The east portion of the apartment was all glass, with its southernmost portion opening on to a small balcony on which my father had installed a gas grill and a small ironwork table and two chairs and from which there was a clear view of the skyscrapers in downtown Chicago. Light flooded in; the rich azure of the lake provided, in effect, the eastern wall of the apartment. My father had bought all new furniture for the place; at least I recognised none of the things from our Hyde Park apartment on Kimbark Avenue. Everything was modern, glass and black leather, elegant but a touch severe, nothing like the slightly overstuffed, chintz-covered comfy furniture our mother favoured in our old apartment.
"Your dad tells me that you're a very successful New York lawyer," Randy said. "Pretty awesome."
"Not as successful as some," I said. "But tell me, what do you do?"
"I'm an administrator at a charter school on the west side, in the Austin neighbourhood."
"Done that long?"
"Two years.
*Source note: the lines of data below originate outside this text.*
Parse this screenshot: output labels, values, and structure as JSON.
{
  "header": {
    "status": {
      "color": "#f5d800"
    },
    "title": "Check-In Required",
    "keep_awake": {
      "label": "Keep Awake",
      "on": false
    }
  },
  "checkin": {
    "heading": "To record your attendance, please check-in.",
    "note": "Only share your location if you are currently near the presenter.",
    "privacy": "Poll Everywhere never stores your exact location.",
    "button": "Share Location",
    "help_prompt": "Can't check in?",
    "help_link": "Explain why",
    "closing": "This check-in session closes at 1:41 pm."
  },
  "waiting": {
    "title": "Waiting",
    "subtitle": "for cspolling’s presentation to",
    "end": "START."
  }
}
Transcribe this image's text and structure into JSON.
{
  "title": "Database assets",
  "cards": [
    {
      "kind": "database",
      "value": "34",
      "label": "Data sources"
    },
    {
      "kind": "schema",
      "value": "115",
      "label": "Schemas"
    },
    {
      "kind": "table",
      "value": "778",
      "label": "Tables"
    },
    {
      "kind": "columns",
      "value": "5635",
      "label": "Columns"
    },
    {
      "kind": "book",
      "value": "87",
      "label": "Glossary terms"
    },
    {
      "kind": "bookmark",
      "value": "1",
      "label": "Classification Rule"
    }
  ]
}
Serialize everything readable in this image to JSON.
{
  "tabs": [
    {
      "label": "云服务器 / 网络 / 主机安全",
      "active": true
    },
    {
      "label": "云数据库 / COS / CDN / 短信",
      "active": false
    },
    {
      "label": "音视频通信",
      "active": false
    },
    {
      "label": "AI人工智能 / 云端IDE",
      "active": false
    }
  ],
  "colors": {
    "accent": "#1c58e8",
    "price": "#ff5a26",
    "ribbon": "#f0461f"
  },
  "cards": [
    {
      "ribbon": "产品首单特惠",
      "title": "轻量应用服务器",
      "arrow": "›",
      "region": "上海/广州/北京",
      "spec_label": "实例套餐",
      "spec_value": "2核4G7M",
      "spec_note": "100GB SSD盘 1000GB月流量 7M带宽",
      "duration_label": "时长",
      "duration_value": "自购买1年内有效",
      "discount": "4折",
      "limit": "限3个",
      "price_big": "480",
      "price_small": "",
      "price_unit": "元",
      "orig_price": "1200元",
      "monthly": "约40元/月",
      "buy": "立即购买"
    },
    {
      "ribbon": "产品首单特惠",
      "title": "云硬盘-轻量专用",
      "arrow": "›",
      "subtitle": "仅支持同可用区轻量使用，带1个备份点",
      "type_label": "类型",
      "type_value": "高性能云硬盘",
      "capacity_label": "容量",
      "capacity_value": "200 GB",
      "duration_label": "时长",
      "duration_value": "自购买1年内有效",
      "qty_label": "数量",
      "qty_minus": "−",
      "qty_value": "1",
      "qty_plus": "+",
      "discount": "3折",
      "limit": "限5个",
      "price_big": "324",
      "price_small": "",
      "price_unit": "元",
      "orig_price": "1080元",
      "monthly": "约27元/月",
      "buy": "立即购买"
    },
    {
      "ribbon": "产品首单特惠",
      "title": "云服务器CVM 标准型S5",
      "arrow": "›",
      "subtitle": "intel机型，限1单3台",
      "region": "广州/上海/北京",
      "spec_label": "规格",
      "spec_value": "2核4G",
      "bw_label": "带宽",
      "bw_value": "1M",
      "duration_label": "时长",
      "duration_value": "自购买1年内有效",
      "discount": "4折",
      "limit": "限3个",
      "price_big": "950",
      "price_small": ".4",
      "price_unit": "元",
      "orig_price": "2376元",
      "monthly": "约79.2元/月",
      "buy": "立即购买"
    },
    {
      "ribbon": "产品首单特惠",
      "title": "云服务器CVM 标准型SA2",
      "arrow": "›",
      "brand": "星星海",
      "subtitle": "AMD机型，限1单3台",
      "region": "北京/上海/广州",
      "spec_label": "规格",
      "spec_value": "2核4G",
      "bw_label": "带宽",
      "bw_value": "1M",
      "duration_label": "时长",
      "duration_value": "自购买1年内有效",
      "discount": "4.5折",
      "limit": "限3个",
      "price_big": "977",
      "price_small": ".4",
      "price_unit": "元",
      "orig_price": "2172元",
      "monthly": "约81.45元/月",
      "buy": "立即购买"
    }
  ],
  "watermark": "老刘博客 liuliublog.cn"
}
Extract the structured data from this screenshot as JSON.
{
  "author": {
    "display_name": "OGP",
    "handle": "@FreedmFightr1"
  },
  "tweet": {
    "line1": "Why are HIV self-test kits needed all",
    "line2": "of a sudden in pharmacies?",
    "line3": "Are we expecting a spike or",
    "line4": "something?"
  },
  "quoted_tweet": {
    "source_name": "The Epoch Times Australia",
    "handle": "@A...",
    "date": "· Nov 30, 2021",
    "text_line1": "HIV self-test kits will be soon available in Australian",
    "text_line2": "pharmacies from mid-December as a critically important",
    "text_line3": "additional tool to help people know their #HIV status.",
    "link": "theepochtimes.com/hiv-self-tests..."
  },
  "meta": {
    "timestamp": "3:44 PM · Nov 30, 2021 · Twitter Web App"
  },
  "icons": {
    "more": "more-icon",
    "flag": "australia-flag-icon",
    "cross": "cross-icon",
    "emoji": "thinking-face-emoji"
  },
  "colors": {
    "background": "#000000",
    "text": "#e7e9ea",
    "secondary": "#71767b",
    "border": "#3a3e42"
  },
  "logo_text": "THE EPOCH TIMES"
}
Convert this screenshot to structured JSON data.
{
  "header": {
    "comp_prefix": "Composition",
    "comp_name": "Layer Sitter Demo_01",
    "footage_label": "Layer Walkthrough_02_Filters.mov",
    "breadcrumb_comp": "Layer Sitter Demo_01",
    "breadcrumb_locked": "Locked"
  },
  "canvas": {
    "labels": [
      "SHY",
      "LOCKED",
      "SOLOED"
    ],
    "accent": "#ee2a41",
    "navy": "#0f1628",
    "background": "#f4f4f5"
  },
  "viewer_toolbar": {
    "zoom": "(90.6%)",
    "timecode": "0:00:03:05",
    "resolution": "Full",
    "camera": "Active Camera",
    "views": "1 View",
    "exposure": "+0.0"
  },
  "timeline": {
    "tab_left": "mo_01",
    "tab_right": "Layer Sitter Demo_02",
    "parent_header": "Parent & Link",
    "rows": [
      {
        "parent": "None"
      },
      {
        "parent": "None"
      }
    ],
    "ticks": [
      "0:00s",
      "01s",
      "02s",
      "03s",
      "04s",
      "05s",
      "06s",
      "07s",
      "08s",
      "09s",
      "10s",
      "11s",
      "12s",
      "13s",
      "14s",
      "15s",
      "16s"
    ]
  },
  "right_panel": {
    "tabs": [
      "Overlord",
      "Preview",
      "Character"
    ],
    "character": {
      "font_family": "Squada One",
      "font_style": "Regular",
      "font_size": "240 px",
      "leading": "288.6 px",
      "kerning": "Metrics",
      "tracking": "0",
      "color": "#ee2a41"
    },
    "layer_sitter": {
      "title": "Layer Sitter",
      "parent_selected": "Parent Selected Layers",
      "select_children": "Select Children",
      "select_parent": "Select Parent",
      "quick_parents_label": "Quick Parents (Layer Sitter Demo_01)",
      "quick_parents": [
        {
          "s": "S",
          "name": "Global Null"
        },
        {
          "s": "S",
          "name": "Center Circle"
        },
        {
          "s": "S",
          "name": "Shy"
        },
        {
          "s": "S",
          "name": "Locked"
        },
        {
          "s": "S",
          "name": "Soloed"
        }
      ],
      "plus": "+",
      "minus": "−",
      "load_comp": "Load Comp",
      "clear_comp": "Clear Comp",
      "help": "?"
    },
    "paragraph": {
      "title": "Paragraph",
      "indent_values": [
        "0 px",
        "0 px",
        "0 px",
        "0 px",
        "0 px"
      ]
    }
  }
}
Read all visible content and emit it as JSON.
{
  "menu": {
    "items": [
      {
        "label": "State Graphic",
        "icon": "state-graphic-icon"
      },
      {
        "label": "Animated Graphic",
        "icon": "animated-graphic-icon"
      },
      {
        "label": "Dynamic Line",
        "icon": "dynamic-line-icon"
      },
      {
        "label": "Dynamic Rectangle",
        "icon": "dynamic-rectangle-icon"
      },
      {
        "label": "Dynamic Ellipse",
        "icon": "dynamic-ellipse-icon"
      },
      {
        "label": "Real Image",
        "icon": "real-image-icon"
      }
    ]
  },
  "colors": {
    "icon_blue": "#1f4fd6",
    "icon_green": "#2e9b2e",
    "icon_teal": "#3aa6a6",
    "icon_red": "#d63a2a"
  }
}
Before that I taught American history at St Scholastica High School in Rogers Park."
"Have you known my dad for long?" I asked, wanting to discover if my father had been seeing him when my mother was still alive.
"Less than a year," he said, "but we hit it off immediately."
Just then my father walked into the room, looking very much like, well, as Ellie said, like himself. I'm not sure what I expected him to look like. I assumed a loosened collar maybe, a pair of gym shoes, possibly jeans. But, no, he was in his standard get-up: grey trousers, white shirt, black knit tie, brown tweed jacket, tasselled oxblood loafers, closely shaved, as always. He kept himself slender, his black hair, now streaked with grey, was only just beginning to thin out slightly at the front.